News stories have widely reported that the team concluded that the pandemic threat was less than previously thought. This is not true according to the WHO. In fact, the team was specifically tasked with finding confirmatory laboratory evidence of community-acquired infection. Although they did not find this evidence, these tests are preliminary and the specimens will be retested.
Several points are worth noting: First, absence of evidence is not evidence of absence. The fact that these tests did not demonstrate community transmission does not mean it is not occurring. The epidemiologic evidence that prompted this visit still exists. Second, this was far from a comprehensive survey of the country. The WHO team consisted of only a half dozen individuals who were in Vietnam for about 3 weeks.
Sporadic cases of human H5N1 continue to occur in Vietnam. There have now been 108 confirmed cases of H5N1 in Southeast Asia over the past year and a half, 64 of which have occurred in the past 6 months. The case fatality rate is now 50% and appears to be decreasing, at least in northern Vietnam. There continue to be references to unpublished serological studies that suggest that there may be a significant amount of unrecognized H5N1 infection in Vietnam.

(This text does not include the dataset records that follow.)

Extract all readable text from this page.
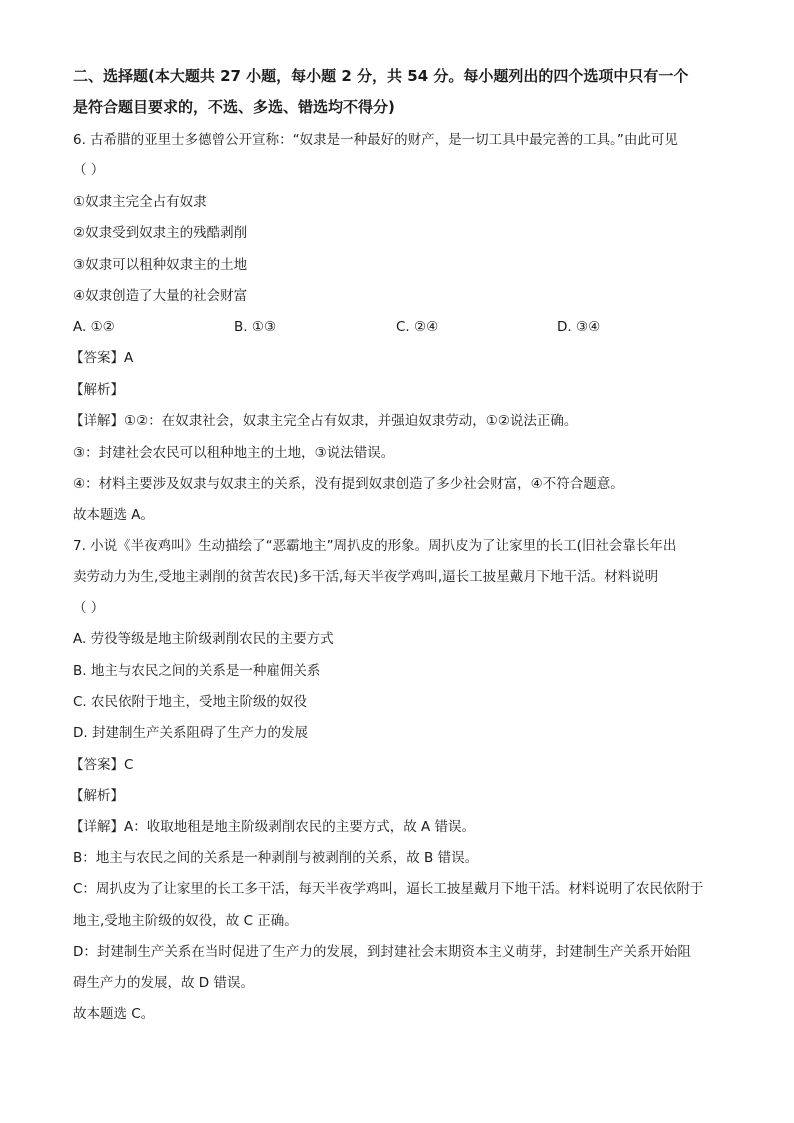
二、选择题(本大题共 27 小题，每小题 2 分，共 54 分。每小题列出的四个选项中只有一个
是符合题目要求的，不选、多选、错选均不得分)
6. 古希腊的亚里士多德曾公开宣称：“奴隶是一种最好的财产，是一切工具中最完善的工具。”由此可见
（ ）
①奴隶主完全占有奴隶
②奴隶受到奴隶主的残酷剥削
③奴隶可以租种奴隶主的土地
④奴隶创造了大量的社会财富
A. ①②	B. ①③	C. ②④	D. ③④
【答案】A
【解析】
【详解】①②：在奴隶社会，奴隶主完全占有奴隶，并强迫奴隶劳动，①②说法正确。
③：封建社会农民可以租种地主的土地，③说法错误。
④：材料主要涉及奴隶与奴隶主的关系，没有提到奴隶创造了多少社会财富，④不符合题意。
故本题选 A。
7. 小说《半夜鸡叫》生动描绘了“恶霸地主”周扒皮的形象。周扒皮为了让家里的长工(旧社会靠长年出
卖劳动力为生,受地主剥削的贫苦农民)多干活,每天半夜学鸡叫,逼长工披星戴月下地干活。材料说明
（ ）
A. 劳役等级是地主阶级剥削农民的主要方式
B. 地主与农民之间的关系是一种雇佣关系
C. 农民依附于地主，受地主阶级的奴役
D. 封建制生产关系阻碍了生产力的发展
【答案】C
【解析】
【详解】A：收取地租是地主阶级剥削农民的主要方式，故 A 错误。
B：地主与农民之间的关系是一种剥削与被剥削的关系，故 B 错误。
C：周扒皮为了让家里的长工多干活，每天半夜学鸡叫，逼长工披星戴月下地干活。材料说明了农民依附于
地主,受地主阶级的奴役，故 C 正确。
D：封建制生产关系在当时促进了生产力的发展，到封建社会末期资本主义萌芽，封建制生产关系开始阻
碍生产力的发展，故 D 错误。
故本题选 C。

Meanwhile, outbreaks of H5N1 in wild migratory birds continue in western China. The origin of these outbreaks is unknown, but it is clear that as these birds start to migrate to the Indian subcontinent in the next 2 months, the risk of further spread of the disease increases.
While the news of the WHO team’s visit to Vietnam is welcome, a much more vigorous international effort is needed. It is critical that a comprehensive study of the extent of H5N1 infection both in humans and wild birds be done immediately and that there be a much more robust ongoing surveillance regime.